Maybe a nod to Virginia Eubanks’s work here, too?
A good idea. We have her in Chapter One, but might want to include a reference here too.
May need more explanation of what the job of “computer” was, since most people will not be familiar
Thanks for this feedback. We thought we were clear enough on this, but what additional information would you want to see?
perhaps an alternative to “unfinished” would be to say that the political changes are not yet fully realized. Or that it is a process of perpetual work.
Thank you for this comment and the reference. I definitely agree about the idea that one could never complete or achieve feminism. I have not read that text (tho Lauren may have), but I’m going to go get it immediately!
Very well stated! It is important to link discussions of feminism directly to power so that those who have little orientation to feminist thought and practice don’t come away from the text believing that feminism is apolitical or about those who are not cis men attaining *equality* to cis men by accessing the privileges that have traditionally only been allocated to cis men. You have to tie any and all conversations about feminism to power and the dismantling of patriarchy.
This relates to a comment I made above, that I see the central thesis of this book is that “feminism reveals the politics of data.” This sentence would say how it is doing so: through an analysis of power.
However, I’m not sure if “data science” is the right target. An earlier comment talks about the need to define data science; as somebody who is in that world, I would say most of the definitions are aspirational and political, descriptively data science is mostly applied machine learning (and machine learning I might quickly described as “megalomaniacal statistics”: same underlying machinery, but used in different ways). Just as applied statistics focuses on exploratory data analysis and visualization and working on serving a domain partner/client more than statistics without that “applied” qualifier, and will usually re-use existing models rather than developing custom ones, data science involves the same orientation compared to machine learning: they will seldom build their own models or even do much fine-tuning of existing model (unless they are machine learning people who turned to applied work), but will know what sorts of existing techniques to use.
If you seek out a definition of data science, I would suggest only using something consistent with this (at a minimum!). I unfortunately don’t have good things offhand, but I trust Rayid Ghani as one person to look to (http://www.rayidghani.com/is-data-science-a-real-science), although even things from the program he started, Data Science for Social Good (e.g., https://github.com/dssg/hitchhikers-guide, see what makes a good data scientist for social good) and which both I and Ben Green did in different years, are aspirational.

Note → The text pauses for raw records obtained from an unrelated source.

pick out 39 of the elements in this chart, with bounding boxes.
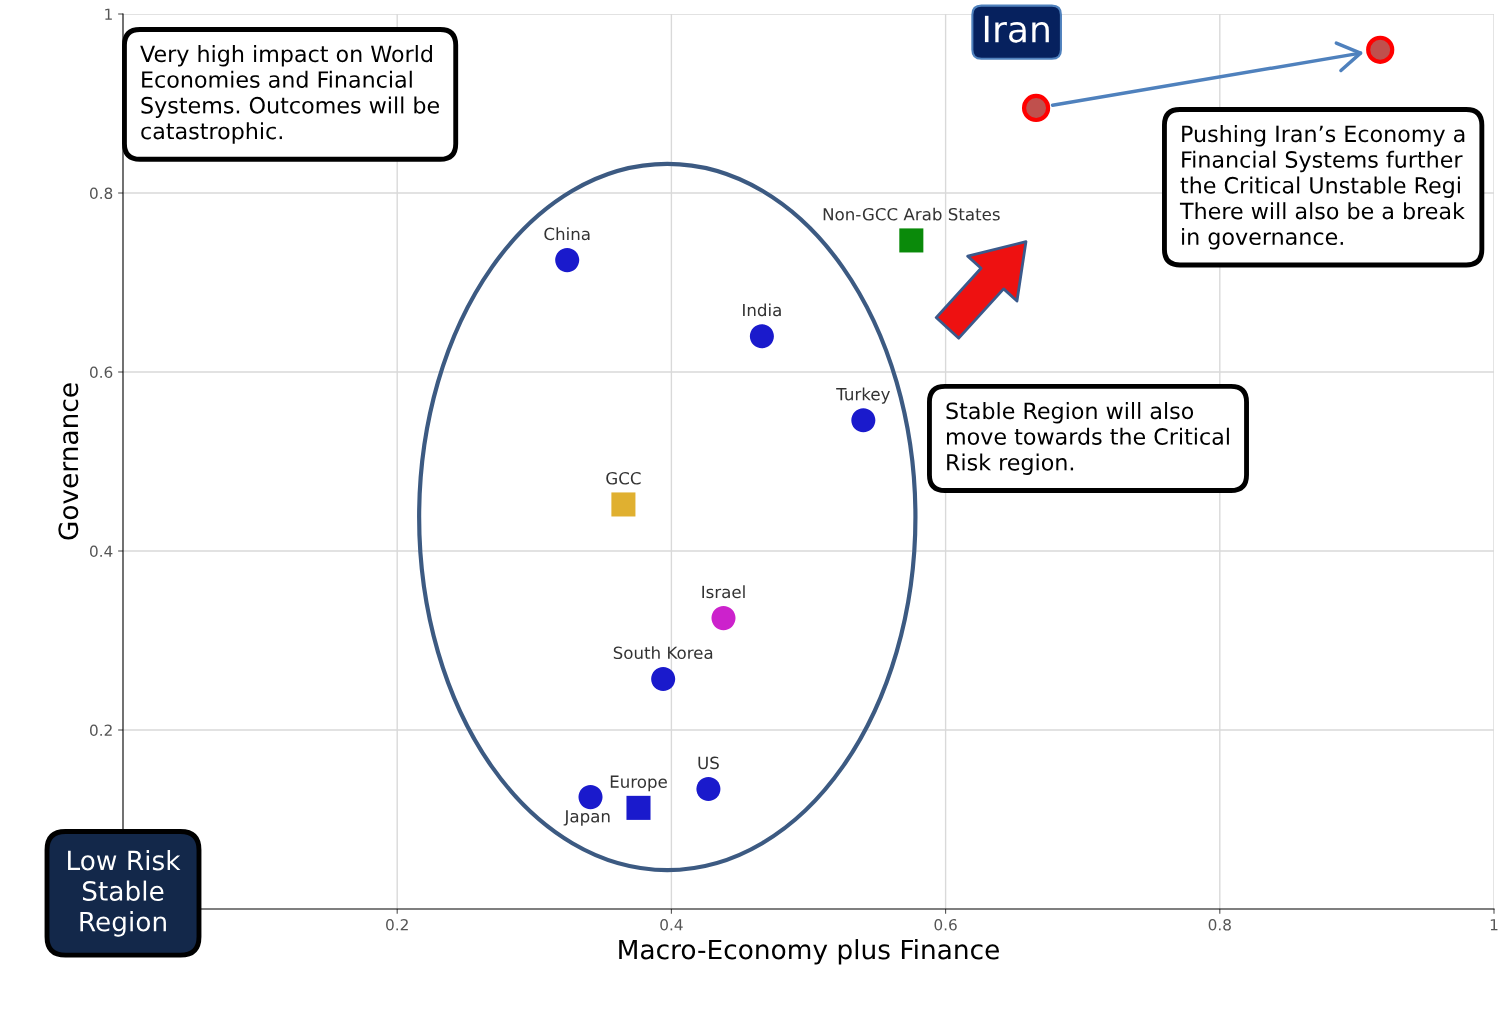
point [851, 408, 876, 433]
y-tick-label: 0.6 [89, 366, 113, 379]
point [711, 606, 736, 631]
x-axis-title: Macro-Economy plus Finance [619, 939, 999, 965]
point [555, 248, 580, 273]
y-axis-title: Governance [58, 383, 79, 540]
series-label: South Korea [613, 646, 713, 660]
y-tick-label: 1 [105, 8, 112, 20]
annotation: Pushing Iran’s Economy a Financial Systems further the Critical Unstable Regi There will also be a break in governance. [1179, 125, 1465, 250]
series-label: Japan [563, 810, 610, 826]
x-tick-label: 0.4 [660, 918, 683, 931]
annotation: Low Risk Stable Region [68, 850, 181, 937]
series-label: US [698, 756, 719, 770]
point [578, 785, 603, 810]
point [1021, 93, 1051, 123]
series-label: China [544, 227, 590, 241]
point [626, 795, 651, 820]
x-tick-label: 0.6 [934, 918, 957, 931]
point [611, 492, 636, 517]
y-tick-label: 0.2 [89, 724, 112, 737]
series-label: Israel [702, 585, 745, 599]
series-label: Turkey [836, 387, 890, 404]
point [696, 777, 721, 802]
series-label: Non-GCC Arab States [823, 207, 1000, 221]
point [1366, 35, 1395, 64]
y-tick-label: 0.4 [89, 545, 113, 558]
x-tick-label: 0.2 [386, 918, 408, 931]
annotation: Very high impact on World Economies and Financial Systems. Outcomes will be catastrophic. [140, 45, 439, 144]
x-tick-label: 1 [1490, 919, 1498, 931]
y-tick-label: 0.8 [89, 187, 113, 200]
series-label: Iran [984, 15, 1049, 43]
series-label: Europe [610, 775, 667, 792]
annotation: Stable Region will also move towards the Critical Risk region. [946, 402, 1229, 475]
point [899, 228, 924, 253]
point [651, 666, 676, 692]
series-label: India [743, 303, 781, 317]
point [749, 324, 774, 349]
x-tick-label: 0.8 [1208, 918, 1231, 931]
series-label: GCC [606, 471, 641, 485]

But much of the actual target of your critique is the data economy and institutions that collect data and deploy machine learning to use it. There are critiques to be made about how modeling frames the world, and the implications of certain modeling mechanisms (which I can share a whole literature on), but that’s not what’s in this book. There’s also a critique to be made about the complicity of people who are “data scientists” in larger institutional structures, which I one thing I see in Ben Green’s work, and I’m not sure that appears later in the book.
I agree with the concerns listed below, but to the best of my knowledge, there are no place-based predictive policing systems that are known to use arrest locations.
I’ve spoken with a couple folks who’ve written about — or are writing about — predictive policing, and they agree that it’s not clear if arrest location are used, or are likely to be used in future platforms. So, it’s probably best to substitute another variable here.